User Manual
43
Siemens Switzerland Ltd
Building Technologies Division
Technological investigations have shown that malfunctions can occur in hard
disk drives when automated dry extinguishing systems are activated. These
malfunctions range from automatic shutdowns to more severe disturbances,
with a corresponding loss of data. Studies by independent organizations
concluded that it was primarily the high noise level generated by conventional
extinguishing systems during the discharge process, which caused the hard disk
drive malfunctions. Different factors can help to reduce the noise level generated
during a discharge, such as improving the room acoustics or extending the
discharge time. Research conducted by Siemens identified the nozzle design as
one of the main contributors to reducing the noise.

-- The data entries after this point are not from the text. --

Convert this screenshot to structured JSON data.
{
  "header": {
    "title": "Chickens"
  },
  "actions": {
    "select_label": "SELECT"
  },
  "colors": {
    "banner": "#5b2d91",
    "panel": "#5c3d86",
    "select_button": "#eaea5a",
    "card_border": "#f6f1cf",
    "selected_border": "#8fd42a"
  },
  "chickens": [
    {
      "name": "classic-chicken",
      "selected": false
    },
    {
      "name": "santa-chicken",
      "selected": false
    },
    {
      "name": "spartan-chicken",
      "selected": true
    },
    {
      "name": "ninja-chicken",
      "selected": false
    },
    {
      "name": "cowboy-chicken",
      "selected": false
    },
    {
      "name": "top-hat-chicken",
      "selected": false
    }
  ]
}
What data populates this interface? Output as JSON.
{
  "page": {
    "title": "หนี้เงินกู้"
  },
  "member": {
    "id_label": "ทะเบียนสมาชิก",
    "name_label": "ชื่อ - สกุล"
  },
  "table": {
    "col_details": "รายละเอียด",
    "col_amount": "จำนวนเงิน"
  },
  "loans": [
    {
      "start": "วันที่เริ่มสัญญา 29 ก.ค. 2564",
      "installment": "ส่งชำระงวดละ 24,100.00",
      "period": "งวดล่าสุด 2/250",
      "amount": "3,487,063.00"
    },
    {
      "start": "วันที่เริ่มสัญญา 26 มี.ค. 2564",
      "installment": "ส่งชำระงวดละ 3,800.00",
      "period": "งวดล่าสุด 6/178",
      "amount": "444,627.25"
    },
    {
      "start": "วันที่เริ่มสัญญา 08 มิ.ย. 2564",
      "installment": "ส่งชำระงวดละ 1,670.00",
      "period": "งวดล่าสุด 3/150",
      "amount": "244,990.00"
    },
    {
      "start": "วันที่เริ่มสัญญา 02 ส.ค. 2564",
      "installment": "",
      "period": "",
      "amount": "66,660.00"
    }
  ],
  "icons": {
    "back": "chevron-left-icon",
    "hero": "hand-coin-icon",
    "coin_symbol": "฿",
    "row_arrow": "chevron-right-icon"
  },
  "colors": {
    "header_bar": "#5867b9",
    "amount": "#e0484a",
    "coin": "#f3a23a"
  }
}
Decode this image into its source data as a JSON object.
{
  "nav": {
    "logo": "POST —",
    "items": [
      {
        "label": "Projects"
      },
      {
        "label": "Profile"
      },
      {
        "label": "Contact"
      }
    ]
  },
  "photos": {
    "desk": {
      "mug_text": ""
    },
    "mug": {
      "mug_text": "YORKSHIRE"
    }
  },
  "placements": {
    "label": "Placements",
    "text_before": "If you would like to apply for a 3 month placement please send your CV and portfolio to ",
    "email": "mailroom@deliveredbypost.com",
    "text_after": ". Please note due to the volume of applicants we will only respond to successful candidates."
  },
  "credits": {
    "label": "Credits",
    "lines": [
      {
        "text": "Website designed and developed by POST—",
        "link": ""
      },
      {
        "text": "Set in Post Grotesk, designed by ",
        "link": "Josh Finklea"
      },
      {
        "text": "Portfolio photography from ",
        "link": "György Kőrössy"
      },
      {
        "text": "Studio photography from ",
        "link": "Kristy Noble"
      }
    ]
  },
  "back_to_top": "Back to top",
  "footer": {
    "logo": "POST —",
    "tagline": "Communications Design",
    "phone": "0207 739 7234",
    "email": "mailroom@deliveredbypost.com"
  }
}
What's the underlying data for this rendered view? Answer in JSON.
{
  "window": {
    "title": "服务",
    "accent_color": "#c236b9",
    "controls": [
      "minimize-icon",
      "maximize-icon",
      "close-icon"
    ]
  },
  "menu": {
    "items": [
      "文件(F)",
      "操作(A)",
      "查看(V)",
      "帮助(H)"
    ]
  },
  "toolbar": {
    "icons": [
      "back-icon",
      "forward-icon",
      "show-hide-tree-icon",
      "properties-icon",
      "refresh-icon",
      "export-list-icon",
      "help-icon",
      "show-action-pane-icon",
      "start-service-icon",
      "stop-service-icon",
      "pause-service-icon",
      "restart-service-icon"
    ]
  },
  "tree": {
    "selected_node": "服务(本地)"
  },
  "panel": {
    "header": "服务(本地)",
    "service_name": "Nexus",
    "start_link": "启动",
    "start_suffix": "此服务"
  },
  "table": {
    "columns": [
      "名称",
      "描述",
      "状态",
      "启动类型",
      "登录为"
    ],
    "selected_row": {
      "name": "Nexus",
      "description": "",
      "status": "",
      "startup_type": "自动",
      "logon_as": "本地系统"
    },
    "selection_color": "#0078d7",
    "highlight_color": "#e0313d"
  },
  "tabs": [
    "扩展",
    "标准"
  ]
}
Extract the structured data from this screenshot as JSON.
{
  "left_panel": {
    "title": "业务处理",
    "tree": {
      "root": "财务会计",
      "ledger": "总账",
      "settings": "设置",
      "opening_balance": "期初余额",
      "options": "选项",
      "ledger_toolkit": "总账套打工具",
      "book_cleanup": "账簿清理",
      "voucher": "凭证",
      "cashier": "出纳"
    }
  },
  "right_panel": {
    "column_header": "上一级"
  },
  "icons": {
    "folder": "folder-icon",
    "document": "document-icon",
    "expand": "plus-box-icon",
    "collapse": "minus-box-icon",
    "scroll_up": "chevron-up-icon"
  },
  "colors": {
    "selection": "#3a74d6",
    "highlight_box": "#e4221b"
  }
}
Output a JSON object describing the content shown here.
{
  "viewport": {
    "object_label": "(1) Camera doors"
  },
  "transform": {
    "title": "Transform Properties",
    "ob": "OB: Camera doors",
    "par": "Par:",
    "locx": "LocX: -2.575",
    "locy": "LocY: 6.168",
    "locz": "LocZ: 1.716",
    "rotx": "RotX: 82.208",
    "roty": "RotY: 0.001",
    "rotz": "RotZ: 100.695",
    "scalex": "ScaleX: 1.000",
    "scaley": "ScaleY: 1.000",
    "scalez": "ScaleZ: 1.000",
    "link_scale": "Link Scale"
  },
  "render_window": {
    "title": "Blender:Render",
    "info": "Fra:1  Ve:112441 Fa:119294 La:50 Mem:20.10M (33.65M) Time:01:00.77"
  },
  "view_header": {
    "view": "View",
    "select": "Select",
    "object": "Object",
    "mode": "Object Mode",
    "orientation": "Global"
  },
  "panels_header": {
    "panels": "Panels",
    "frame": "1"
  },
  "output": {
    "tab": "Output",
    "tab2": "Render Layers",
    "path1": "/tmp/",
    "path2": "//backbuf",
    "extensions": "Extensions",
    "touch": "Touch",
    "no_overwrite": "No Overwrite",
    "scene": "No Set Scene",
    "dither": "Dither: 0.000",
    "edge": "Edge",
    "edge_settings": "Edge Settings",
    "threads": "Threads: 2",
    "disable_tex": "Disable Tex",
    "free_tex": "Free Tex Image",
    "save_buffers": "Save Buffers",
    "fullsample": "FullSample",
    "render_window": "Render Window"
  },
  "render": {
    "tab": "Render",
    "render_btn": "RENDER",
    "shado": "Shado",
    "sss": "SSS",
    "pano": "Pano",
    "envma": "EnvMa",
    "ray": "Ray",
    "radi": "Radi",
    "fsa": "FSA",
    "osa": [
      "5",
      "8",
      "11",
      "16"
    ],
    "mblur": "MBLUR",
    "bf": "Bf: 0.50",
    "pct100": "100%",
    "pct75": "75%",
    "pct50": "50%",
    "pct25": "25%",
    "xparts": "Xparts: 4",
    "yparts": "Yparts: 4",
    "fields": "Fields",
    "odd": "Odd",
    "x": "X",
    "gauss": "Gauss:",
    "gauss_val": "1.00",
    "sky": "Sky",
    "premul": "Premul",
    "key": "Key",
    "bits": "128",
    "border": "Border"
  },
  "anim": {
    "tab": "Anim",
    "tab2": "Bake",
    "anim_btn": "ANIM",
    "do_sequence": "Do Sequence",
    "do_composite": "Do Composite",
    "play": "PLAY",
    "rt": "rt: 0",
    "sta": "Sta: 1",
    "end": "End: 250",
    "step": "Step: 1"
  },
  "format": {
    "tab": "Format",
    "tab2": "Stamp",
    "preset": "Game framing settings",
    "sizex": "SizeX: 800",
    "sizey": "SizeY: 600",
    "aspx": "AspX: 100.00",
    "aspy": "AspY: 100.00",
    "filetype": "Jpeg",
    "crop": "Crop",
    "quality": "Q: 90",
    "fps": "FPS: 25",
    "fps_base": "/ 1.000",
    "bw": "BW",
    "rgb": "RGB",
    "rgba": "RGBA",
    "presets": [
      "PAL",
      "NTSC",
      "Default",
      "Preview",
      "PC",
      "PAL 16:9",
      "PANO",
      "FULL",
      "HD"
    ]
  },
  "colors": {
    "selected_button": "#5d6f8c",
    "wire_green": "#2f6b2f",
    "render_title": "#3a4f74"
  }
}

Kitchens The fire risk in kitchens is relatively high. This is due to a combination of the
cooking materials used (cooking oils, fats, etc.) and the heat from the hot
cooking equipment (hot-plates, ovens, vats, etc.). Kitchen fires are
predominantly fat fires, which often start spontaneously and rapidly generate an
intense heat. The flames are also fed by the highly combustible fat vapors and
can only be checked by interrupting the oxygen supply and reducing the
temperature of the cooking oil.
An additional problem related to kitchen fires is their inherent ability to spread
through the kitchen’s own air extraction system to the rest of the building. The
critical areas (e.g. cooking range, deep fat fryers, ovens and air extraction
system) should be protected by specially designed extinguishing systems. Wet
chemical fire extinguishers (Class F) should also be provided.
When extinguishing systems are used in commercial kitchens, then these are wet
chemical systems, which are installed immediately above the protection area or
within the air extraction hoods. They are stand-alone systems, which both detect
the fire and extinguish it automatically. The effectiveness of this extinguishing
agent relies on the cooling of the hot surfaces together with a highly efficient fire
suppression mechanism. On contact with the hot fat, the extinguishing agent
foams up to produce a soapy layer. This creates a dense barrier between the hot
fat and the surrounding air, effectively preventing the highly volatile fat vapors
from escaping and reigniting the fire.
If the building is equipped with a sprinkler system, then this should be extended
to protect the other parts of the kitchen. However, it must be ensured that the
water spray from the sprinklers cannot reach the critical areas of the cooking
range, deep fat fryers, ovens and air extraction system.